Горицвет был не в духе, мог бы и сейчас схватиться со своим дружком Куралесиным, но тот имеет к нему особый подход и знает, как остудить его горячность. Молча достает он пачку любимой Горицветом духовитой уманской махорки и протягивает ему. Горицвет молча берет пачку, обнюхивает и облегченно вздыхает. И по мере того как происходит эта важная подготовка к закуриванию: сыплется на ладонь табак, оценивается на качество, отрывается расчетливо газетка, насыпается в нее табак, слюнявится цигарка — лицо Миколы постепенно проясняется, добреет. А когда сделаны уже первые две-три жадные затяжки, оно становится умиротворенным, и только топорщатся лохматые, удивленные брови.
— Бисив хлопец. Ума не приложу, И де вин достает такий гарный тютюн? Пахне, як мэд.
Куралесин лукаво подмигивает ему:
— Иду к тебе, гляжу, лежит цельная пачка.
Горицвет грозится толстым, крючковатым после ранения пальцем.
— Не морочь головы, Артэм, — И, отворачиваясь, добавляет: — Меня и без того тошно, як с похмилья.
Куралесин делает серьезное лицо, бьет себя в грудь,
— Говорю — нашел! Кто-то обронил. Или, может, с немецкого «юнкерса» выпала. Они последнее время частенько своих с парашютов подкармливают.
— Та брось дурака валить.
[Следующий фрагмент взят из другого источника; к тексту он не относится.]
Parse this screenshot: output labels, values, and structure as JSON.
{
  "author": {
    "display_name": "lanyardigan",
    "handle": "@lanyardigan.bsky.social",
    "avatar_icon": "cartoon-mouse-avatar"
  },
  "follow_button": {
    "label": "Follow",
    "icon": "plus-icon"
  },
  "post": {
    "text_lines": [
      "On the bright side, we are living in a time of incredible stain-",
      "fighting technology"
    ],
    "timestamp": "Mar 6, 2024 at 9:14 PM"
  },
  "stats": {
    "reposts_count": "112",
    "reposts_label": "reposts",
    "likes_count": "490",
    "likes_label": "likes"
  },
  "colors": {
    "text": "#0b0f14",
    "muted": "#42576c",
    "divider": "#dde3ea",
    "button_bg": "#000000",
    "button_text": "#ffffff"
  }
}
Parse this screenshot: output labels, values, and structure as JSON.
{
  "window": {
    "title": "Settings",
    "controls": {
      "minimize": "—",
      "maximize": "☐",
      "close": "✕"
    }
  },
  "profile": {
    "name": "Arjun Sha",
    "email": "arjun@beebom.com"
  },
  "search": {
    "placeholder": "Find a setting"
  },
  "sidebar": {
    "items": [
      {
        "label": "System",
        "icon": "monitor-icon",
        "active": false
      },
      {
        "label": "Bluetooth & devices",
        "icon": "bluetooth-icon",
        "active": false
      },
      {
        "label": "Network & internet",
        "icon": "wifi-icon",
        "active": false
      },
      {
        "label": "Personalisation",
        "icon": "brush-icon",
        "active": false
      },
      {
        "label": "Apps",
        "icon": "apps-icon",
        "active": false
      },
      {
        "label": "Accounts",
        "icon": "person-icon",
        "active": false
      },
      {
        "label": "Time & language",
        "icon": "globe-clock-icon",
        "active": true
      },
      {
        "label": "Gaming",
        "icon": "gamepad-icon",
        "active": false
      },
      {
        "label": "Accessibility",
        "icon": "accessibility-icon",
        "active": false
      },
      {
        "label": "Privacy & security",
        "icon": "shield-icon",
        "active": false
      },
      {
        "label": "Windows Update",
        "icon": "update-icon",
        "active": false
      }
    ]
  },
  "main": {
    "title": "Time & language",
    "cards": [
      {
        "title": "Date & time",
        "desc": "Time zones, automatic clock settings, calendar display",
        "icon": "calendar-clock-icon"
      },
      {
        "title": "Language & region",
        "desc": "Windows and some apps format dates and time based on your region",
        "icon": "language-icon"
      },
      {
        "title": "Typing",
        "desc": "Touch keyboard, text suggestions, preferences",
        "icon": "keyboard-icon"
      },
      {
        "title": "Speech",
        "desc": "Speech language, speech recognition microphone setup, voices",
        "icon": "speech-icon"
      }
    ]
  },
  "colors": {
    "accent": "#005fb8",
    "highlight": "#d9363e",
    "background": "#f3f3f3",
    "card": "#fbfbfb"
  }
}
Не до шуток.
— А что у тебя стряслось?
Горицвет неохотно возвращает начатую пачку махорки, но Куралесин рукой отстраняет.
— Возьми, пригодится.
Горицвет бережно распечатывает, достает объемистый кисет, расшитый яркой украинской вышивкой, с петухами — подарок невесты — и осторожно ссыплет, выбивая рукой до единой крохотной табачинки.
Кисет Миколы служит предметом частых насмешек Куралесина. Он называет его и чувалом, в который полпуда муки войдет, и девичьим кокошником, и даже чертовой рукавицей. Но Микола привык, не сердится.
Куралесин тянет руки к его кисету,
— Дай-ка из твоего табачного вещмешка закурить, а то дома позабыл спички, — Они снова закуривают.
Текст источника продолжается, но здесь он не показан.